Il 6 maggio finalmente parla il viceministro alla Salute, Pierpaolo Sileri, con una nota del Ministero che afferma che «non è ancora un trattamento consolidato, perché non sono ancora disponibili evidenze scientifiche robuste» ma, parallelamente, si pensa già alla messa a punto di un possibile farmaco basato sul plasma e prodotto su scala industriale.
Ecco il punto: l’obiettivo del ministero (e del Pd) è l’ennesimo farmaco prodotti dalle multinazionali farmaceutiche, quasi tutte straniere…

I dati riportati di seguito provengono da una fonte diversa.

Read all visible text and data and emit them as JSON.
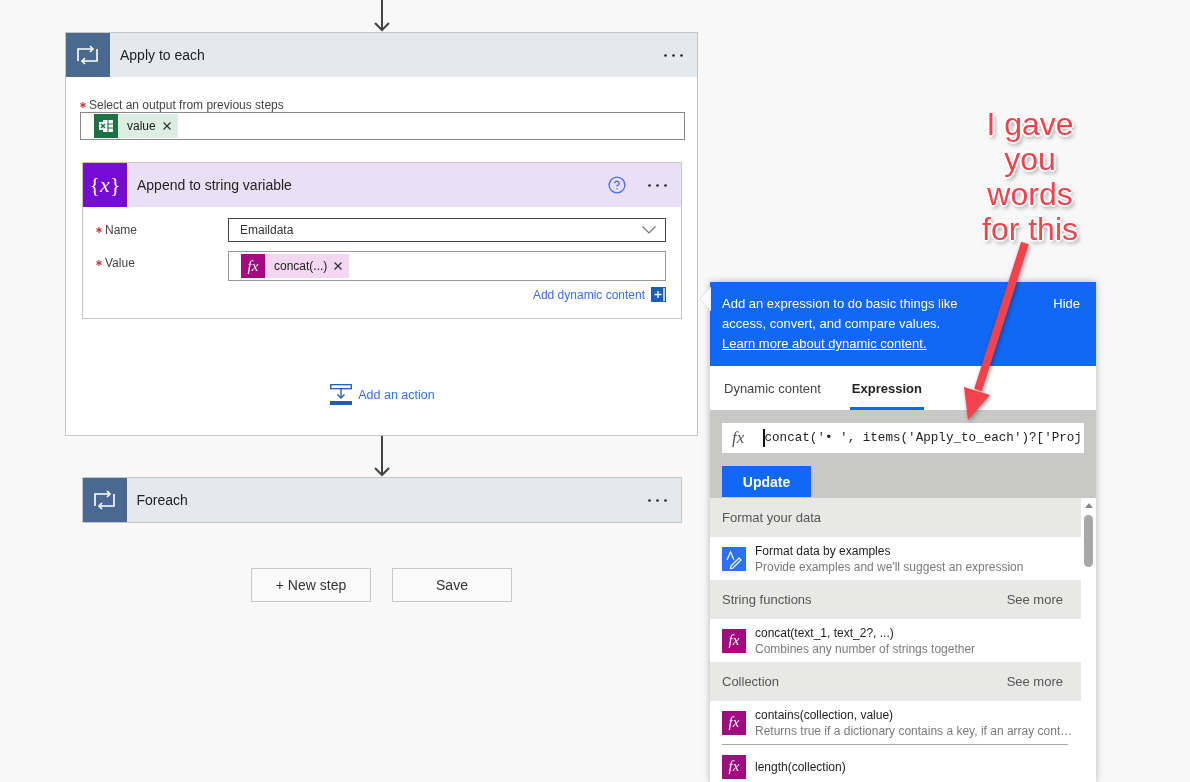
{
  "apply_to_each": {
    "title": "Apply to each",
    "input": {
      "label": "Select an output from previous steps",
      "required": true,
      "tokens": [
        {
          "kind": "excel",
          "label": "value"
        }
      ]
    },
    "action": {
      "title": "Append to string variable",
      "icon_text": "{*x*}",
      "fields": [
        {
          "kind": "dropdown",
          "label": "Name",
          "required": true,
          "value": "Emaildata"
        },
        {
          "kind": "tokens",
          "label": "Value",
          "required": true,
          "tokens": [
            {
              "kind": "expression",
              "icon_text": "fx",
              "label": "concat(...)"
            }
          ]
        }
      ],
      "add_dynamic_content": "Add dynamic content"
    },
    "add_action": "Add an action"
  },
  "foreach": {
    "title": "Foreach"
  },
  "buttons": [
    "+ New step",
    "Save"
  ],
  "expression_panel": {
    "info": "Add an expression to do basic things like access, convert, and compare values.",
    "link": "Learn more about dynamic content.",
    "hide": "Hide",
    "tabs": [
      {
        "label": "Dynamic content",
        "selected": false
      },
      {
        "label": "Expression",
        "selected": true
      }
    ],
    "expression": {
      "icon_text": "fx",
      "value": "concat('• ', items('Apply_to_each')?['Proj",
      "focused": true
    },
    "update": "Update",
    "sections": [
      {
        "title": "Format your data",
        "items": [
          {
            "kind": "example",
            "name": "Format data by examples",
            "description": "Provide examples and we'll suggest an expression"
          }
        ]
      },
      {
        "title": "String functions",
        "see_more": "See more",
        "items": [
          {
            "kind": "function",
            "icon_text": "fx",
            "name": "concat(text_1, text_2?, ...)",
            "description": "Combines any number of strings together"
          }
        ]
      },
      {
        "title": "Collection",
        "see_more": "See more",
        "items": [
          {
            "kind": "function",
            "icon_text": "fx",
            "name": "contains(collection, value)",
            "description": "Returns true if a dictionary contains a key, if an array cont…"
          },
          {
            "kind": "function",
            "icon_text": "fx",
            "name": "length(collection)"
          }
        ]
      }
    ]
  },
  "annotation": {
    "text": "I gave you words for this"
  }
}
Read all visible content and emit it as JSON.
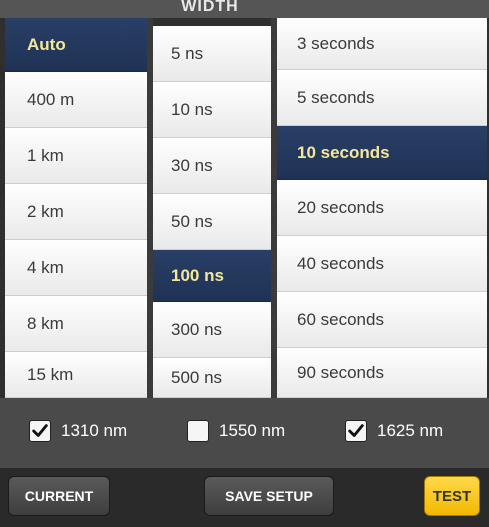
{
  "header": {
    "title": "WIDTH"
  },
  "columns": {
    "range": {
      "items": [
        "Auto",
        "400 m",
        "1 km",
        "2 km",
        "4 km",
        "8 km",
        "15 km"
      ],
      "selected_index": 0
    },
    "pulse_width": {
      "items": [
        "5 ns",
        "10 ns",
        "30 ns",
        "50 ns",
        "100 ns",
        "300 ns",
        "500 ns"
      ],
      "selected_index": 4
    },
    "duration": {
      "items": [
        "3 seconds",
        "5 seconds",
        "10 seconds",
        "20 seconds",
        "40 seconds",
        "60 seconds",
        "90 seconds"
      ],
      "selected_index": 2
    }
  },
  "wavelengths": [
    {
      "label": "1310 nm",
      "checked": true
    },
    {
      "label": "1550 nm",
      "checked": false
    },
    {
      "label": "1625 nm",
      "checked": true
    }
  ],
  "footer": {
    "current_label": "CURRENT",
    "save_setup_label": "SAVE SETUP",
    "test_label": "TEST"
  },
  "colors": {
    "selected_bg": "#23375d",
    "selected_text": "#f3e89a",
    "test_button": "#f7c520"
  }
}
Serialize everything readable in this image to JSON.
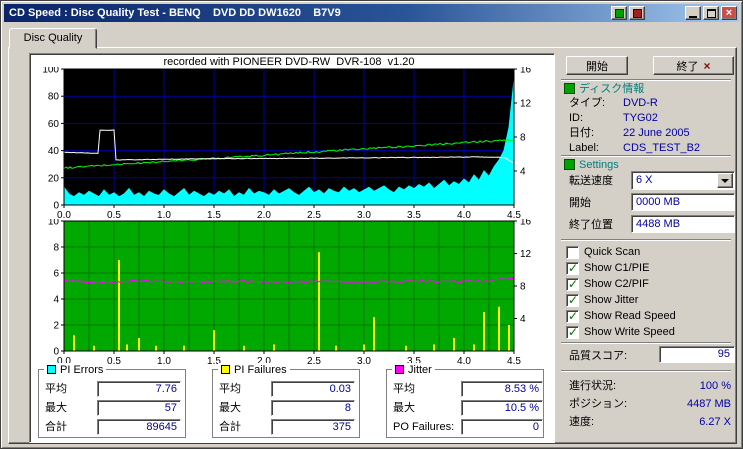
{
  "window": {
    "title": "CD Speed : Disc Quality Test - BENQ    DVD DD DW1620    B7V9"
  },
  "icons": {
    "close": "×",
    "exit": "×",
    "minimize": "css-bar",
    "maximize": "css-box",
    "dropdown_arrow": "css-triangle",
    "section_collapse": "css-green-box"
  },
  "tabs": {
    "disc_quality": "Disc Quality"
  },
  "chart_data": {
    "type": "line",
    "title": "recorded with PIONEER DVD-RW  DVR-108  v1.20",
    "x_min": 0,
    "x_max": 4.5,
    "x_unit": "GB",
    "x_ticks": [
      0,
      0.5,
      1,
      1.5,
      2,
      2.5,
      3,
      3.5,
      4,
      4.5
    ],
    "x_tick_labels": [
      "0.0",
      "0.5",
      "1.0",
      "1.5",
      "2.0",
      "2.5",
      "3.0",
      "3.5",
      "4.0",
      "4.5"
    ],
    "top": {
      "bg": "#000000",
      "grid": "#0000A8",
      "grid_x_step": 0.5,
      "left_axis": {
        "min": 0,
        "max": 100,
        "ticks": [
          0,
          20,
          40,
          60,
          80,
          100
        ]
      },
      "right_axis": {
        "min": 0,
        "max": 16,
        "ticks": [
          4,
          8,
          12,
          16
        ]
      },
      "series": [
        {
          "name": "pi-errors",
          "color": "#00FFFF",
          "style": "area",
          "axis": "left",
          "x_start": 0,
          "x_step": 0.05,
          "values": [
            13,
            8,
            6,
            9,
            7,
            10,
            8,
            6,
            11,
            7,
            9,
            6,
            8,
            12,
            7,
            9,
            6,
            10,
            8,
            7,
            11,
            8,
            6,
            9,
            12,
            7,
            10,
            8,
            6,
            9,
            7,
            10,
            8,
            11,
            6,
            9,
            7,
            12,
            8,
            10,
            9,
            7,
            11,
            8,
            10,
            12,
            9,
            7,
            10,
            13,
            9,
            11,
            8,
            12,
            10,
            9,
            13,
            10,
            12,
            9,
            11,
            13,
            10,
            12,
            14,
            11,
            9,
            13,
            11,
            14,
            12,
            15,
            13,
            16,
            12,
            15,
            18,
            14,
            17,
            15,
            19,
            16,
            22,
            18,
            25,
            21,
            28,
            33,
            40,
            57,
            92
          ]
        },
        {
          "name": "write-speed",
          "color": "#00FF00",
          "style": "line",
          "axis": "right",
          "noise": 0.22,
          "points": [
            [
              0,
              4.35
            ],
            [
              0.5,
              4.75
            ],
            [
              1,
              5.1
            ],
            [
              1.5,
              5.5
            ],
            [
              2,
              5.85
            ],
            [
              2.5,
              6.25
            ],
            [
              3,
              6.6
            ],
            [
              3.5,
              6.95
            ],
            [
              4,
              7.35
            ],
            [
              4.5,
              7.65
            ]
          ]
        },
        {
          "name": "read-speed",
          "color": "#FFFFFF",
          "style": "line",
          "axis": "right",
          "noise": 0.07,
          "points": [
            [
              0,
              6.2
            ],
            [
              0.15,
              6.15
            ],
            [
              0.3,
              6.1
            ],
            [
              0.34,
              6.05
            ],
            [
              0.36,
              8.8
            ],
            [
              0.5,
              8.8
            ],
            [
              0.52,
              5.3
            ],
            [
              0.8,
              5.35
            ],
            [
              1.5,
              5.45
            ],
            [
              2.5,
              5.5
            ],
            [
              3.5,
              5.6
            ],
            [
              4.2,
              5.65
            ],
            [
              4.4,
              5.6
            ],
            [
              4.5,
              4.9
            ]
          ]
        }
      ]
    },
    "bottom": {
      "bg": "#00A800",
      "grid": "#007800",
      "grid_x_step": 0.25,
      "left_axis": {
        "min": 0,
        "max": 10,
        "ticks": [
          0,
          2,
          4,
          6,
          8,
          10
        ]
      },
      "right_axis": {
        "min": 0,
        "max": 16,
        "ticks": [
          4,
          8,
          12,
          16
        ]
      },
      "series": [
        {
          "name": "pi-failures",
          "color": "#FFFF00",
          "style": "bars",
          "axis": "left",
          "points": [
            [
              0.1,
              1.2
            ],
            [
              0.3,
              0.4
            ],
            [
              0.55,
              7.0
            ],
            [
              0.63,
              0.5
            ],
            [
              0.75,
              1.0
            ],
            [
              0.92,
              0.4
            ],
            [
              1.2,
              0.4
            ],
            [
              1.5,
              1.6
            ],
            [
              1.8,
              0.4
            ],
            [
              2.1,
              0.5
            ],
            [
              2.55,
              7.6
            ],
            [
              2.72,
              0.4
            ],
            [
              3.0,
              0.5
            ],
            [
              3.1,
              2.6
            ],
            [
              3.42,
              0.4
            ],
            [
              3.7,
              0.5
            ],
            [
              3.9,
              1.0
            ],
            [
              4.1,
              0.5
            ],
            [
              4.2,
              3.0
            ],
            [
              4.35,
              3.4
            ],
            [
              4.45,
              2.0
            ]
          ]
        },
        {
          "name": "jitter",
          "color": "#FF00FF",
          "style": "line",
          "axis": "right",
          "noise": 0.28,
          "points": [
            [
              0,
              8.7
            ],
            [
              0.2,
              8.5
            ],
            [
              0.5,
              8.45
            ],
            [
              0.75,
              8.6
            ],
            [
              1,
              8.5
            ],
            [
              1.25,
              8.45
            ],
            [
              1.5,
              8.55
            ],
            [
              1.75,
              8.6
            ],
            [
              2,
              8.5
            ],
            [
              2.25,
              8.45
            ],
            [
              2.5,
              8.6
            ],
            [
              2.75,
              8.5
            ],
            [
              3,
              8.45
            ],
            [
              3.25,
              8.55
            ],
            [
              3.5,
              8.6
            ],
            [
              3.75,
              8.5
            ],
            [
              4,
              8.55
            ],
            [
              4.25,
              8.65
            ],
            [
              4.4,
              9.0
            ],
            [
              4.5,
              8.8
            ]
          ]
        }
      ]
    }
  },
  "stats": {
    "pi_errors": {
      "title": "PI Errors",
      "swatch_style": "background:#00FFFF",
      "rows": [
        {
          "label": "平均",
          "value": "7.76"
        },
        {
          "label": "最大",
          "value": "57"
        },
        {
          "label": "合計",
          "value": "89645"
        }
      ]
    },
    "pi_failures": {
      "title": "PI Failures",
      "swatch_style": "background:#FFFF00",
      "rows": [
        {
          "label": "平均",
          "value": "0.03"
        },
        {
          "label": "最大",
          "value": "8"
        },
        {
          "label": "合計",
          "value": "375"
        }
      ]
    },
    "jitter": {
      "title": "Jitter",
      "swatch_style": "background:#FF00FF",
      "rows": [
        {
          "label": "平均",
          "value": "8.53 %"
        },
        {
          "label": "最大",
          "value": "10.5 %"
        },
        {
          "label": "PO Failures:",
          "value": "0"
        }
      ]
    }
  },
  "side": {
    "start_button": "開始",
    "exit_button": "終了",
    "disc_info": {
      "header": "ディスク情報",
      "rows": [
        {
          "label": "タイプ:",
          "value": "DVD-R"
        },
        {
          "label": "ID:",
          "value": "TYG02"
        },
        {
          "label": "日付:",
          "value": "22 June 2005"
        },
        {
          "label": "Label:",
          "value": "CDS_TEST_B2"
        }
      ]
    },
    "settings": {
      "header": "Settings",
      "speed_label": "転送速度",
      "speed_value": "6 X",
      "start_label": "開始",
      "start_value": "0000 MB",
      "end_label": "終了位置",
      "end_value": "4488 MB",
      "checkboxes": [
        {
          "label": "Quick Scan",
          "checked": false
        },
        {
          "label": "Show C1/PIE",
          "checked": true
        },
        {
          "label": "Show C2/PIF",
          "checked": true
        },
        {
          "label": "Show Jitter",
          "checked": true
        },
        {
          "label": "Show Read Speed",
          "checked": true
        },
        {
          "label": "Show Write Speed",
          "checked": true
        }
      ]
    },
    "quality_score": {
      "label": "品質スコア:",
      "value": "95"
    },
    "status_rows": [
      {
        "label": "進行状況:",
        "value": "100 %"
      },
      {
        "label": "ポジション:",
        "value": "4487 MB"
      },
      {
        "label": "速度:",
        "value": "6.27 X"
      }
    ]
  }
}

La folle indicazione di Pisa

Con questo paradigma, il 10 maggio il Ministero della Salute decide di avviare ufficialmente una sperimentazione nazionale. Secondo voi a chi si rivolge come “Principal Investigator”? A Pavia, capofila del protocollo? No. A Mantova dove c’è il dottor De Donno? No. A Padova, che ha già anche creato una banca del plasma? No. Incredibilmente, il centro prescelto, è Pisa…

Con orgoglio, la renziana Regione Toscana rende noto che lo studio “Tsunami” sulla plasmaterapia diventa capofila della sperimentazione nazionale per la cura del Covid-19.

Ed ecco il passo successivo. Su indicazione del Ministero della Salute, l’Aifa (Agenzia italiana del farmaco) e l’Iss (Istituto superiore di sanità) hanno deciso di proporre la sperimentazione della plasmaterapia con siero iperimmune da donatori convalescenti da Covid-19 sul territorio nazionale. Lo studio toscano “Tsunami” (acronimo di TranSfUsion of coNvaleScent plAsma for the treatment of severe pneuMonIa due to SARS.CoV2), che già aveva raccolto l’adesione delle Regioni Lazio, Campania, Marche ed Umbria, oltreché della Sanità Militare, è stato scelto quale modello metodologico di riferimento per il nuovo studio.

Certo scegliere come modello metodologico lo studio Tsunami che in 21 giorni è riuscito a trattare solo 1 (uno) paziente nella sua ricerca, è davvero incredibile.

Evidente che il criterio adottato non è scientifico, perché sia Pavia che Mantova che Padova sono ben più avanti sulla strada della sperimentazione. Non sfugge, invece, il senso politico della scelta di un consorzio di Regioni filo-governative e prone agli interessi delle farmaceutiche. Perché, chiaramente, l’obiettivo è un altro, e in ballo c’è la questione del “farmaco plasmaderivato” (come indicato nello studio toscano).

Intanto registriamo sempre il silenzio del ministro Speranza. Anche la trasmissione “Le iene” (unico media nazionale attento al problema) ha provato inutilmente a interpellare il ministro, tramite il portavoce. Se non risponde vuol dire che è un argomento troppo scomodo e che non ha la coscienza pulita.